In case of two inputs with the same number of dimensions but different sizes, you will see your message printed to screen, and then an error that the output argument was not assigned a value. This is because you return without assigning to output.
If there is an error condition, you should use error to flag it. You can’t produce an output value and have calling code continue to process normally.

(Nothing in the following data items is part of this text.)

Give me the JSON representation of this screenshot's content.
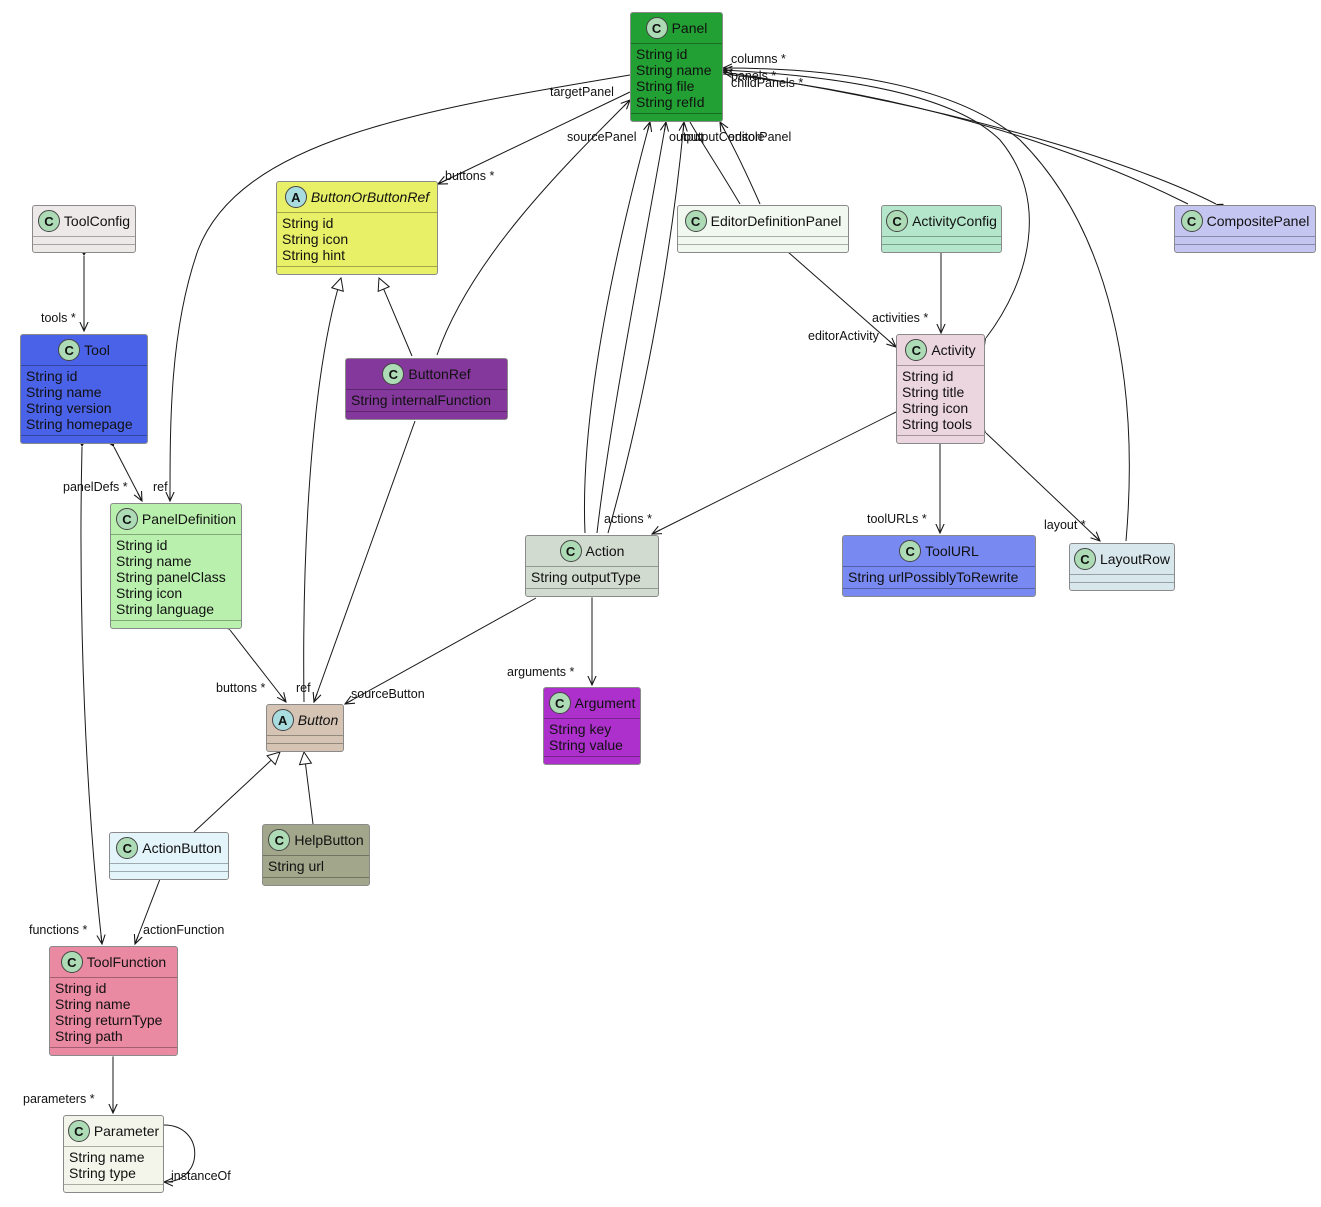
{
  "diagram": {
    "type": "uml-class-diagram",
    "classes": [
      {
        "id": "Panel",
        "name": "Panel",
        "kind": "class",
        "color": "#22a033",
        "attributes": [
          "String id",
          "String name",
          "String file",
          "String refId"
        ]
      },
      {
        "id": "ToolConfig",
        "name": "ToolConfig",
        "kind": "class",
        "color": "#ece9e8",
        "attributes": []
      },
      {
        "id": "ButtonOrButtonRef",
        "name": "ButtonOrButtonRef",
        "kind": "abstract",
        "color": "#e8f067",
        "attributes": [
          "String id",
          "String icon",
          "String hint"
        ]
      },
      {
        "id": "EditorDefinitionPanel",
        "name": "EditorDefinitionPanel",
        "kind": "class",
        "color": "#f1f8ef",
        "attributes": []
      },
      {
        "id": "ActivityConfig",
        "name": "ActivityConfig",
        "kind": "class",
        "color": "#b4e6cb",
        "attributes": []
      },
      {
        "id": "CompositePanel",
        "name": "CompositePanel",
        "kind": "class",
        "color": "#c5c5f2",
        "attributes": []
      },
      {
        "id": "Tool",
        "name": "Tool",
        "kind": "class",
        "color": "#4a62e7",
        "attributes": [
          "String id",
          "String name",
          "String version",
          "String homepage"
        ]
      },
      {
        "id": "ButtonRef",
        "name": "ButtonRef",
        "kind": "class",
        "color": "#84389b",
        "attributes": [
          "String internalFunction"
        ]
      },
      {
        "id": "Activity",
        "name": "Activity",
        "kind": "class",
        "color": "#ebd5de",
        "attributes": [
          "String id",
          "String title",
          "String icon",
          "String tools"
        ]
      },
      {
        "id": "PanelDefinition",
        "name": "PanelDefinition",
        "kind": "class",
        "color": "#baf0ae",
        "attributes": [
          "String id",
          "String name",
          "String panelClass",
          "String icon",
          "String language"
        ]
      },
      {
        "id": "Action",
        "name": "Action",
        "kind": "class",
        "color": "#d2dbcf",
        "attributes": [
          "String outputType"
        ]
      },
      {
        "id": "ToolURL",
        "name": "ToolURL",
        "kind": "class",
        "color": "#7989f2",
        "attributes": [
          "String urlPossiblyToRewrite"
        ]
      },
      {
        "id": "LayoutRow",
        "name": "LayoutRow",
        "kind": "class",
        "color": "#d8e7ec",
        "attributes": []
      },
      {
        "id": "Button",
        "name": "Button",
        "kind": "abstract",
        "color": "#d5c4b4",
        "attributes": []
      },
      {
        "id": "Argument",
        "name": "Argument",
        "kind": "class",
        "color": "#ad2fcc",
        "attributes": [
          "String key",
          "String value"
        ]
      },
      {
        "id": "ActionButton",
        "name": "ActionButton",
        "kind": "class",
        "color": "#e4f4fb",
        "attributes": []
      },
      {
        "id": "HelpButton",
        "name": "HelpButton",
        "kind": "class",
        "color": "#a2a68a",
        "attributes": [
          "String url"
        ]
      },
      {
        "id": "ToolFunction",
        "name": "ToolFunction",
        "kind": "class",
        "color": "#ea89a2",
        "attributes": [
          "String id",
          "String name",
          "String returnType",
          "String path"
        ]
      },
      {
        "id": "Parameter",
        "name": "Parameter",
        "kind": "class",
        "color": "#f4f5ea",
        "attributes": [
          "String name",
          "String type"
        ]
      }
    ],
    "relations": [
      {
        "from": "ToolConfig",
        "to": "Tool",
        "type": "composition",
        "label": "tools *"
      },
      {
        "from": "Tool",
        "to": "PanelDefinition",
        "type": "composition",
        "label": "panelDefs *"
      },
      {
        "from": "Tool",
        "to": "ToolFunction",
        "type": "composition",
        "label": "functions *"
      },
      {
        "from": "Panel",
        "to": "PanelDefinition",
        "type": "association",
        "label": "ref"
      },
      {
        "from": "Panel",
        "to": "ButtonOrButtonRef",
        "type": "composition",
        "label": "buttons *"
      },
      {
        "from": "ButtonRef",
        "to": "Panel",
        "type": "association",
        "label": "targetPanel"
      },
      {
        "from": "ButtonRef",
        "to": "ButtonOrButtonRef",
        "type": "inheritance",
        "label": ""
      },
      {
        "from": "Button",
        "to": "ButtonOrButtonRef",
        "type": "inheritance",
        "label": ""
      },
      {
        "from": "ButtonRef",
        "to": "Button",
        "type": "association",
        "label": "ref"
      },
      {
        "from": "PanelDefinition",
        "to": "Button",
        "type": "composition",
        "label": "buttons *"
      },
      {
        "from": "Action",
        "to": "Button",
        "type": "association",
        "label": "sourceButton"
      },
      {
        "from": "Action",
        "to": "Panel",
        "type": "association",
        "label": "sourcePanel"
      },
      {
        "from": "Action",
        "to": "Panel",
        "type": "association",
        "label": "output"
      },
      {
        "from": "Action",
        "to": "Panel",
        "type": "association",
        "label": "outputConsole"
      },
      {
        "from": "EditorDefinitionPanel",
        "to": "Panel",
        "type": "association",
        "label": "editorPanel"
      },
      {
        "from": "EditorDefinitionPanel",
        "to": "Activity",
        "type": "association",
        "label": "editorActivity"
      },
      {
        "from": "ActivityConfig",
        "to": "Activity",
        "type": "composition",
        "label": "activities *"
      },
      {
        "from": "Activity",
        "to": "Panel",
        "type": "composition",
        "label": "panels *"
      },
      {
        "from": "Activity",
        "to": "Action",
        "type": "composition",
        "label": "actions *"
      },
      {
        "from": "Activity",
        "to": "ToolURL",
        "type": "composition",
        "label": "toolURLs *"
      },
      {
        "from": "Activity",
        "to": "LayoutRow",
        "type": "composition",
        "label": "layout *"
      },
      {
        "from": "LayoutRow",
        "to": "Panel",
        "type": "association",
        "label": "columns *"
      },
      {
        "from": "CompositePanel",
        "to": "Panel",
        "type": "composition",
        "label": "childPanels *"
      },
      {
        "from": "Action",
        "to": "Argument",
        "type": "composition",
        "label": "arguments *"
      },
      {
        "from": "ActionButton",
        "to": "Button",
        "type": "inheritance",
        "label": ""
      },
      {
        "from": "HelpButton",
        "to": "Button",
        "type": "inheritance",
        "label": ""
      },
      {
        "from": "ActionButton",
        "to": "ToolFunction",
        "type": "association",
        "label": "actionFunction"
      },
      {
        "from": "ToolFunction",
        "to": "Parameter",
        "type": "composition",
        "label": "parameters *"
      },
      {
        "from": "Parameter",
        "to": "Parameter",
        "type": "association",
        "label": "instanceOf"
      }
    ]
  }
}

Throw an error and either have the calling code handle it or the program stop altogether.
The proper way to test for equal input sizes is as follows:
if ~isequal(size(X1), size(X2))
error('Sizes of inputs are not equal!')
end
isequal will return false if the two arrays are of different size or do not have equal values.
You could also use assert, or the new input parameter specification system.